O processo afirma que a Truth API oferece acesso antecipado a um conjunto de dez contas de alto perfil. Entre elas estariam, além da conta de Trump, perfis ligados ao vice-presidente JD Vance, ao secretário de Saúde Robert F. Kennedy Jr., ao diretor do FBI Kash Patel e à própria Casa Branca.

Por que o serviço foi levado à Justiça

The Intercept e Freedom of the Press Foundation sustentam que a combinação entre as comunicações oficiais de Trump e o serviço comercial cria um problema constitucional.

A ação argumenta que o acesso privilegiado mediante pagamento poderia violar a Primeira Emenda da Constituição dos Estados Unidos, sob a tese de que anúncios públicos do presidente devem estar disponíveis em condições equivalentes para imprensa e população. Os autores também citam a Quinta Emenda ao questionar a cobrança de valores elevados para obter acesso prioritário a informações governamentais. Essas alegações ainda precisam ser analisadas pela Justiça.

O processo pede que a Justiça impeça integrantes da Casa Branca de divulgar informações oficiais exclusivamente pelo Truth Social enquanto o sistema de acesso antecipado estiver em funcionamento. Trump Media não aparece como ré na ação, segundo a Reuters. Além de Trump, o processo cita autoridades da Casa Branca e órgãos ligados à Presidência.

Outro ponto levantado pelos autores é a relação financeira de Trump com a Trump Media. Ele continua sendo o maior acionista da companhia, com participação de aproximadamente 41%, mantida por meio do Donald J. Trump Revocable Trust.
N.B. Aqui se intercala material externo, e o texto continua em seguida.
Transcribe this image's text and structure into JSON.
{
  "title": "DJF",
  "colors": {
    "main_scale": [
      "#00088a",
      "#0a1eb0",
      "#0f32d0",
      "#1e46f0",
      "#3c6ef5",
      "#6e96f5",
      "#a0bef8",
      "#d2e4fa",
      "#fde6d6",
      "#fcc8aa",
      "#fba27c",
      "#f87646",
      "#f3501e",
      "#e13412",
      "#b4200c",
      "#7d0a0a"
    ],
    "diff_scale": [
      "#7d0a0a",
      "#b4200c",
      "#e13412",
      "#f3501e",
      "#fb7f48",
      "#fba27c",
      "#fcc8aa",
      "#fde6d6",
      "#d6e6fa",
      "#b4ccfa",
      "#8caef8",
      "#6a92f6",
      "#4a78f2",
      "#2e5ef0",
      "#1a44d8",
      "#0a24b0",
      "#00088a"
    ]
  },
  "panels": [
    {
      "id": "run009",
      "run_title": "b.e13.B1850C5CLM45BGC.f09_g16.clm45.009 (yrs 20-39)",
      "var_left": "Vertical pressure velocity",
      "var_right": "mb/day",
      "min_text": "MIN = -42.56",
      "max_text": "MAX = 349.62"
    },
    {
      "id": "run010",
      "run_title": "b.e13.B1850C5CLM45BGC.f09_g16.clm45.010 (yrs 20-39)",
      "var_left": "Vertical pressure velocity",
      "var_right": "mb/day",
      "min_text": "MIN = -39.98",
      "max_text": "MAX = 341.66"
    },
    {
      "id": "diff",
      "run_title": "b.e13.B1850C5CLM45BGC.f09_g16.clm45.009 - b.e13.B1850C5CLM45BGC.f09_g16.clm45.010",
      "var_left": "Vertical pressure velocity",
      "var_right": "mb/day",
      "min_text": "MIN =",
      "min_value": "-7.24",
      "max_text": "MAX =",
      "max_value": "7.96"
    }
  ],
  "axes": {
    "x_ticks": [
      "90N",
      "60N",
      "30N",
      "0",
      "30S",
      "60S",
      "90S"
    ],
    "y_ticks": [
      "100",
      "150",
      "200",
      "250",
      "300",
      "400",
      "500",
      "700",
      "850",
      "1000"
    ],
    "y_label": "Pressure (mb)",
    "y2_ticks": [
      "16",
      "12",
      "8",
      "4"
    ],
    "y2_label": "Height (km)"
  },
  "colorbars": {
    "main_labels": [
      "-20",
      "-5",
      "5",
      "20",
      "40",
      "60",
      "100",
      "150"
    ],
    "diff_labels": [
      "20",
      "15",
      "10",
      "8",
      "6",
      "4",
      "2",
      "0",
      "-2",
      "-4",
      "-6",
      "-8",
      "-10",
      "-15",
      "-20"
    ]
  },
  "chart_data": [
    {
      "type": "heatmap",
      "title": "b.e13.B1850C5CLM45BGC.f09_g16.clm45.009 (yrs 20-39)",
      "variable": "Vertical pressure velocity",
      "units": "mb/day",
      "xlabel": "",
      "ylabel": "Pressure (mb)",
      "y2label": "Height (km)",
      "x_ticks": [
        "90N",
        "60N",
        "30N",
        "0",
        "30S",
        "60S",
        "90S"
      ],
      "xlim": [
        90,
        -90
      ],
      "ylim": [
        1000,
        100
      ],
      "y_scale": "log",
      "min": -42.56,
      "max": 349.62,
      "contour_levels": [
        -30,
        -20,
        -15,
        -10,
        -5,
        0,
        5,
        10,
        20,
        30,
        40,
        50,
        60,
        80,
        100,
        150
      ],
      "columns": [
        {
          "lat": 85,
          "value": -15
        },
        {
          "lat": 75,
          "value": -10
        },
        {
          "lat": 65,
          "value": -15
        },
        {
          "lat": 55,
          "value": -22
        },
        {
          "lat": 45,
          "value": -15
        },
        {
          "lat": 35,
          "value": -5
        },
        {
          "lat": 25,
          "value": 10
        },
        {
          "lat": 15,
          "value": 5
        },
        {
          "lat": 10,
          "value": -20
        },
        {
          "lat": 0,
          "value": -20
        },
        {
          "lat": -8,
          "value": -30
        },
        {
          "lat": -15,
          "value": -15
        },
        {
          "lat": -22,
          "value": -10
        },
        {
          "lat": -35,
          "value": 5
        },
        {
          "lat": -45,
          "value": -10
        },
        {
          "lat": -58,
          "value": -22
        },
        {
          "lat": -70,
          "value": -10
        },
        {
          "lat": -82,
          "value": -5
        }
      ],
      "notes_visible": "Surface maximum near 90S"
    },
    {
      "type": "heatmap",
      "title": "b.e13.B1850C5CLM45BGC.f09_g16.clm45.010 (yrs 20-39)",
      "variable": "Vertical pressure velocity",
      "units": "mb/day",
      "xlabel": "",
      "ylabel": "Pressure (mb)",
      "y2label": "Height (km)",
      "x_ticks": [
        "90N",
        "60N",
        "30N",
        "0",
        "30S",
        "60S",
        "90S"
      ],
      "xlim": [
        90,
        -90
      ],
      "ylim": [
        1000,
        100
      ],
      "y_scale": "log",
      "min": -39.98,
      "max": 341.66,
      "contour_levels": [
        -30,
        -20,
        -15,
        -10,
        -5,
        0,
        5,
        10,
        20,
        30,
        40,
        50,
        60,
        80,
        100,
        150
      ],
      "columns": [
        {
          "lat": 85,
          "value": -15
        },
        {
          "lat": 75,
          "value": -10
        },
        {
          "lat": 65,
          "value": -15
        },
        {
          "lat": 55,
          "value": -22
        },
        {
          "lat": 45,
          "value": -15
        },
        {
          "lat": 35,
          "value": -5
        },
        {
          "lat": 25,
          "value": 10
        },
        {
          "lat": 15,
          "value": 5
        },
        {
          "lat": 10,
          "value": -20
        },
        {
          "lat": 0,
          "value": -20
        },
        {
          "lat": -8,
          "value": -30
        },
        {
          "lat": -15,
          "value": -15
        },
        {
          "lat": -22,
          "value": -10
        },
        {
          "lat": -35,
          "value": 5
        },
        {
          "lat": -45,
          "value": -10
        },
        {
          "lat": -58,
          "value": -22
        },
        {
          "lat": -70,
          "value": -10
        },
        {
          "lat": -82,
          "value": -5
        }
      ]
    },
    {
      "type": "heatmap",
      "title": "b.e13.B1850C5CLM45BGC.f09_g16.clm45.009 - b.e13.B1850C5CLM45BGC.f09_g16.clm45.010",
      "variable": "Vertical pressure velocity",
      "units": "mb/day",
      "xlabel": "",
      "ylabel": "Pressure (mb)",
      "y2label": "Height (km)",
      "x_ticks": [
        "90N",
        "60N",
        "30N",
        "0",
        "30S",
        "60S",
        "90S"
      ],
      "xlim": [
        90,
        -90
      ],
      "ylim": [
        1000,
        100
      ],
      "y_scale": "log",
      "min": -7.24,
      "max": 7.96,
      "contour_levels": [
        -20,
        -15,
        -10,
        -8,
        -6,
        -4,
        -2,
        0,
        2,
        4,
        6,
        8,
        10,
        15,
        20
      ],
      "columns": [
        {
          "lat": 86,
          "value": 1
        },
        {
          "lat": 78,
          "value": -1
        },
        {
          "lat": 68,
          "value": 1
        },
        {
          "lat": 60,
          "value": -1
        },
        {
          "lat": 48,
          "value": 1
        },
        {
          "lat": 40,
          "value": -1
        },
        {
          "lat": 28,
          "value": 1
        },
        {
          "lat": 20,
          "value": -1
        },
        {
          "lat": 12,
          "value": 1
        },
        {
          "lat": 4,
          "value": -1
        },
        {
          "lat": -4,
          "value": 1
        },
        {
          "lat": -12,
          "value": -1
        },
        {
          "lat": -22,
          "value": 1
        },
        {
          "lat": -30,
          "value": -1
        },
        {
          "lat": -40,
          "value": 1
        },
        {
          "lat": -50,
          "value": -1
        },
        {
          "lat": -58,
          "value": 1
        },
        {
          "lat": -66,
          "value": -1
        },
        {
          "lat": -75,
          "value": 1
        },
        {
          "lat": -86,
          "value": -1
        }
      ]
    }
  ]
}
Essa ligação é utilizada pelos autores para argumentar que o presidente poderia se beneficiar financeiramente do crescimento da receita gerada pela API.

Trump Media defende modelo de assinatura

A Trump Media rejeitou as acusações. Em declaração reproduzida pela Reuters, um porta-voz afirmou que inúmeras plataformas e organizações de notícias já distribuem informações de Trump, inclusive por meio de serviços de assinatura. A companhia também classificou a ação como uma tentativa de prejudicar Trump e os acionistas da empresa.

Kevin McGurn, CEO interino da Trump Media, disse durante uma apresentação de resultados que a Truth API permite aos assinantes receber informações apenas uma fração de tempo antes de outros usuários. A própria companhia informou à SEC que já havia incorporado clientes institucionais antes do lançamento e continua buscando novos parceiros.

A questão da velocidade, entretanto, tem peso especial no mercado financeiro. Operações automatizadas e estratégias de negociação de alta frequência podem reagir a informações em intervalos extremamente curtos. Por isso, mesmo uma diferença pequena na chegada de uma notícia pode ter valor comercial para determinados participantes do mercado.

Caso pode definir limites para informações oficiais em plataformas privadas

A disputa vai além do modelo comercial do Truth Social. O processo coloca em discussão até que ponto informações produzidas por uma autoridade pública podem ser distribuídas primeiro por uma plataforma privada que também oferece serviços pagos de acesso aos dados.

A Justiça ainda não decidiu se a Truth API viola a Constituição nem se o serviço deverá ser modificado ou interrompido. As acusações de favorecimento e conflito de interesses apresentadas pelos autores são, neste momento, alegações da ação judicial, e não conclusões judiciais.

O caso deverá ser acompanhado tanto pelo setor de tecnologia quanto pelo mercado financeiro e por organizações de imprensa, especialmente porque serviços de APIs e feeds de dados pagos são comuns na indústria. A questão específica que o tribunal terá de analisar é como esse modelo se aplica quando as informações distribuídas são declarações oficiais produzidas pelo próprio presidente dos Estados Unidos.